No final de 2002, entreguei ao então editor da Siciliano, Pedro Paulo Sena Madureira, os originais de um romance que me custara um ano de vida, entre pesquisar e escrever, com um título tão ousado quanto o assunto: O Homem que Falava com Deus, uma versão mais contemporânea da história biblica de Moisés e Josué, transformada praticamente num thriller.
Pedro Paulo leu, me chamou ao seu apartamento cheio de castiçais de cristal, e na sua poltrona acolchoada, tendo aos pés seus cachorrinhos Daschshund, sentenciou: "ninguém acredita num autor brasileiro escrevendo um romance sobre um assunto que não seja do Brasil", disse ele. "Mas é um grande romance, e um livro seu: e, por isso, eu vou publicar."

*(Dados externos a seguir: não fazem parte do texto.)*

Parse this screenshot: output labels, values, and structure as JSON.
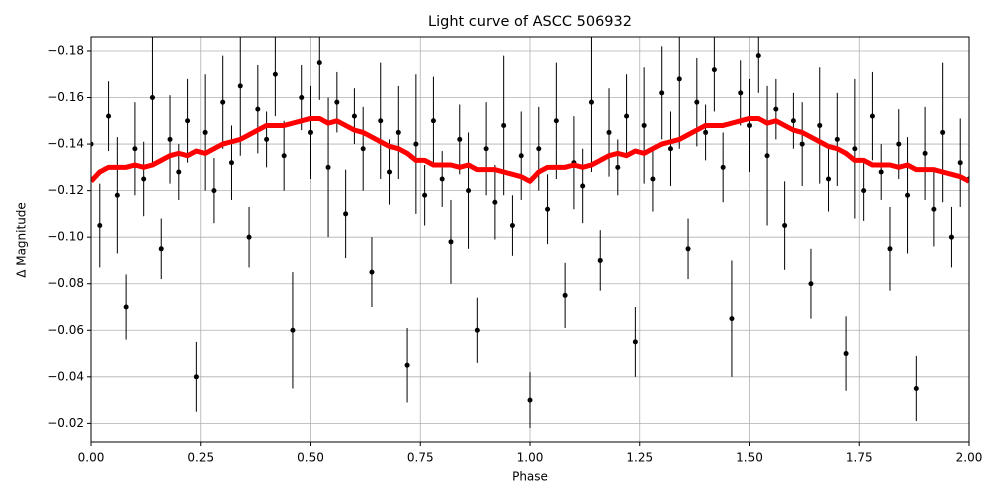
{
  "chart_data": {
    "type": "scatter",
    "title": "Light curve of ASCC 506932",
    "xlabel": "Phase",
    "ylabel": "Δ Magnitude",
    "xlim": [
      0,
      2
    ],
    "ylim": [
      -0.012,
      -0.186
    ],
    "grid": true,
    "xticks": [
      {
        "value": 0,
        "label": "0.00"
      },
      {
        "value": 0.25,
        "label": "0.25"
      },
      {
        "value": 0.5,
        "label": "0.50"
      },
      {
        "value": 0.75,
        "label": "0.75"
      },
      {
        "value": 1,
        "label": "1.00"
      },
      {
        "value": 1.25,
        "label": "1.25"
      },
      {
        "value": 1.5,
        "label": "1.50"
      },
      {
        "value": 1.75,
        "label": "1.75"
      },
      {
        "value": 2,
        "label": "2.00"
      }
    ],
    "yticks": [
      {
        "value": -0.18,
        "label": "−0.18"
      },
      {
        "value": -0.16,
        "label": "−0.16"
      },
      {
        "value": -0.14,
        "label": "−0.14"
      },
      {
        "value": -0.12,
        "label": "−0.12"
      },
      {
        "value": -0.1,
        "label": "−0.10"
      },
      {
        "value": -0.08,
        "label": "−0.08"
      },
      {
        "value": -0.06,
        "label": "−0.06"
      },
      {
        "value": -0.04,
        "label": "−0.04"
      },
      {
        "value": -0.02,
        "label": "−0.02"
      }
    ],
    "x": [
      0,
      0.02,
      0.04,
      0.06,
      0.08,
      0.1,
      0.12,
      0.14,
      0.16,
      0.18,
      0.2,
      0.22,
      0.24,
      0.26,
      0.28,
      0.3,
      0.32,
      0.34,
      0.36,
      0.38,
      0.4,
      0.42,
      0.44,
      0.46,
      0.48,
      0.5,
      0.52,
      0.54,
      0.56,
      0.58,
      0.6,
      0.62,
      0.64,
      0.66,
      0.68,
      0.7,
      0.72,
      0.74,
      0.76,
      0.78,
      0.8,
      0.82,
      0.84,
      0.86,
      0.88,
      0.9,
      0.92,
      0.94,
      0.96,
      0.98,
      1,
      1.02,
      1.04,
      1.06,
      1.08,
      1.1,
      1.12,
      1.14,
      1.16,
      1.18,
      1.2,
      1.22,
      1.24,
      1.26,
      1.28,
      1.3,
      1.32,
      1.34,
      1.36,
      1.38,
      1.4,
      1.42,
      1.44,
      1.46,
      1.48,
      1.5,
      1.52,
      1.54,
      1.56,
      1.58,
      1.6,
      1.62,
      1.64,
      1.66,
      1.68,
      1.7,
      1.72,
      1.74,
      1.76,
      1.78,
      1.8,
      1.82,
      1.84,
      1.86,
      1.88,
      1.9,
      1.92,
      1.94,
      1.96,
      1.98,
      2
    ],
    "series": [
      {
        "color": "#000000",
        "values": [
          -0.14,
          -0.105,
          -0.152,
          -0.118,
          -0.07,
          -0.138,
          -0.125,
          -0.16,
          -0.095,
          -0.142,
          -0.128,
          -0.15,
          -0.04,
          -0.145,
          -0.12,
          -0.158,
          -0.132,
          -0.165,
          -0.1,
          -0.155,
          -0.142,
          -0.17,
          -0.135,
          -0.06,
          -0.16,
          -0.145,
          -0.175,
          -0.13,
          -0.158,
          -0.11,
          -0.152,
          -0.138,
          -0.085,
          -0.15,
          -0.128,
          -0.145,
          -0.045,
          -0.14,
          -0.118,
          -0.15,
          -0.125,
          -0.098,
          -0.142,
          -0.12,
          -0.06,
          -0.138,
          -0.115,
          -0.148,
          -0.105,
          -0.135,
          -0.03,
          -0.138,
          -0.112,
          -0.15,
          -0.075,
          -0.132,
          -0.122,
          -0.158,
          -0.09,
          -0.145,
          -0.13,
          -0.152,
          -0.055,
          -0.148,
          -0.125,
          -0.162,
          -0.138,
          -0.168,
          -0.095,
          -0.158,
          -0.145,
          -0.172,
          -0.13,
          -0.065,
          -0.162,
          -0.148,
          -0.178,
          -0.135,
          -0.155,
          -0.105,
          -0.15,
          -0.14,
          -0.08,
          -0.148,
          -0.125,
          -0.142,
          -0.05,
          -0.138,
          -0.12,
          -0.152,
          -0.128,
          -0.095,
          -0.14,
          -0.118,
          -0.035,
          -0.136,
          -0.112,
          -0.145,
          -0.1,
          -0.132,
          -0.125
        ],
        "errors": [
          0.012,
          0.018,
          0.015,
          0.025,
          0.014,
          0.02,
          0.016,
          0.03,
          0.013,
          0.019,
          0.012,
          0.018,
          0.015,
          0.025,
          0.014,
          0.02,
          0.016,
          0.03,
          0.013,
          0.019,
          0.012,
          0.018,
          0.015,
          0.025,
          0.014,
          0.02,
          0.016,
          0.03,
          0.013,
          0.019,
          0.012,
          0.018,
          0.015,
          0.025,
          0.014,
          0.02,
          0.016,
          0.03,
          0.013,
          0.019,
          0.012,
          0.018,
          0.015,
          0.025,
          0.014,
          0.02,
          0.016,
          0.03,
          0.013,
          0.019,
          0.012,
          0.018,
          0.015,
          0.025,
          0.014,
          0.02,
          0.016,
          0.03,
          0.013,
          0.019,
          0.012,
          0.018,
          0.015,
          0.025,
          0.014,
          0.02,
          0.016,
          0.03,
          0.013,
          0.019,
          0.012,
          0.018,
          0.015,
          0.025,
          0.014,
          0.02,
          0.016,
          0.03,
          0.013,
          0.019,
          0.012,
          0.018,
          0.015,
          0.025,
          0.014,
          0.02,
          0.016,
          0.03,
          0.013,
          0.019,
          0.012,
          0.018,
          0.015,
          0.025,
          0.014,
          0.02,
          0.016,
          0.03,
          0.013,
          0.019,
          0.012
        ]
      },
      {
        "color": "#ff0000",
        "values": [
          -0.124,
          -0.128,
          -0.13,
          -0.13,
          -0.13,
          -0.131,
          -0.13,
          -0.131,
          -0.133,
          -0.135,
          -0.136,
          -0.135,
          -0.137,
          -0.136,
          -0.138,
          -0.14,
          -0.141,
          -0.142,
          -0.144,
          -0.146,
          -0.148,
          -0.148,
          -0.148,
          -0.149,
          -0.15,
          -0.151,
          -0.151,
          -0.149,
          -0.15,
          -0.148,
          -0.146,
          -0.145,
          -0.143,
          -0.141,
          -0.139,
          -0.138,
          -0.136,
          -0.133,
          -0.133,
          -0.131,
          -0.131,
          -0.131,
          -0.13,
          -0.131,
          -0.129,
          -0.129,
          -0.129,
          -0.128,
          -0.127,
          -0.126,
          -0.124,
          -0.128,
          -0.13,
          -0.13,
          -0.13,
          -0.131,
          -0.13,
          -0.131,
          -0.133,
          -0.135,
          -0.136,
          -0.135,
          -0.137,
          -0.136,
          -0.138,
          -0.14,
          -0.141,
          -0.142,
          -0.144,
          -0.146,
          -0.148,
          -0.148,
          -0.148,
          -0.149,
          -0.15,
          -0.151,
          -0.151,
          -0.149,
          -0.15,
          -0.148,
          -0.146,
          -0.145,
          -0.143,
          -0.141,
          -0.139,
          -0.138,
          -0.136,
          -0.133,
          -0.133,
          -0.131,
          -0.131,
          -0.131,
          -0.13,
          -0.131,
          -0.129,
          -0.129,
          -0.129,
          -0.128,
          -0.127,
          -0.126,
          -0.124
        ]
      }
    ]
  }
}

O Homem que Falava com Deus saiu em março de 2003; na noite de autógrafos, três semanas depois de estar nas livrarias, a primeira edição se encontrava esgotada. Na mesma noite, os editores da Siciliano avisavam que já estavam rodando uma segunda edição. Que também vendeu em menos de um mês.
De certa maneira eu contrariava as expectativas do próprio Pedro paulo. Ele já tivera uma surpresa com meu primeiro romance, Filhos da Terra, de 1998. Na época, eu levara um livro sobre moda, de Fernando de Barros, com quem eu trabalhava em parceria, e era um best seller, assim como o meu romance sobre a imigração italiana. Pedro Paulo ficou com os dois, mas esperava muito menos do romance que do livro de moda. No final, o livro de Barros ficou aquém do ele imaginava. E Filhos da Terra vendeu tão bem que ganharia em 2001 uma segunda edição.
Com O Homem que Falava com Deus, Pedro Paulo teve sua segunda surpresa: ganhou dinheiro com minha ficção, mais uma vez. Satisfeito com o resultado, preferiu fechar aquela conta no azul, sem arriscar ir além, e não seguiu reimprindo o romance: preferiu passá-lo para a coluna de lucros do ano. Depois de apenas dois meses nas livrarias, O Homem que Falava com Deus encontrava-se esgotado. Hoje sua versão impressa é uma verdadeira raridade, em sebos aqui e ali. Agora, há também a versão digital, com o selo Copacabana.
Conto essa história para dizer como o mundo dá voltas. No passado, ninguém imaginava um autor brasileiro reescrevendo uma história da Bíblia. Hoje, um dos maiores sucessos da TV no horário nobre foi a novela Dez Mandamentos, que proporcionou inclusive o fvilme que se enconra em cartaz nos cinemas e o lançamento de um livro homônimo, baseado no folhetim. Graças à igreja Universal, Moisés está na moda.
O Homem que Falava com Deus conta, em ritmo de aventura, como Moisés descobriu sua origem hebreia, levado por uma história de amor - ou a mão secreta de Deus. Em tudo cabe dupla interpretação, da mesma forma que não vemos, na vida real, se o que acontece é obra do acaso, do destino, ou de alguma força divina. Depende de como enxergamos as coisas. Essa é a diferença entre a literatura moderna e a Bíblia original. O leitor pode escolher no que acreditar.
Gostamos de dizer por aqui que Deus é brasileiro. Podemos dizer agora que Moisés também é. O fascínio que o personagem exerce, histórico e universal, encontrou seu momento no mercado. É uma boa oportunidade para mostrar que brasileiros, podem, sim, escrever sobre o que quiserem. Daqui e de qualquer lugar.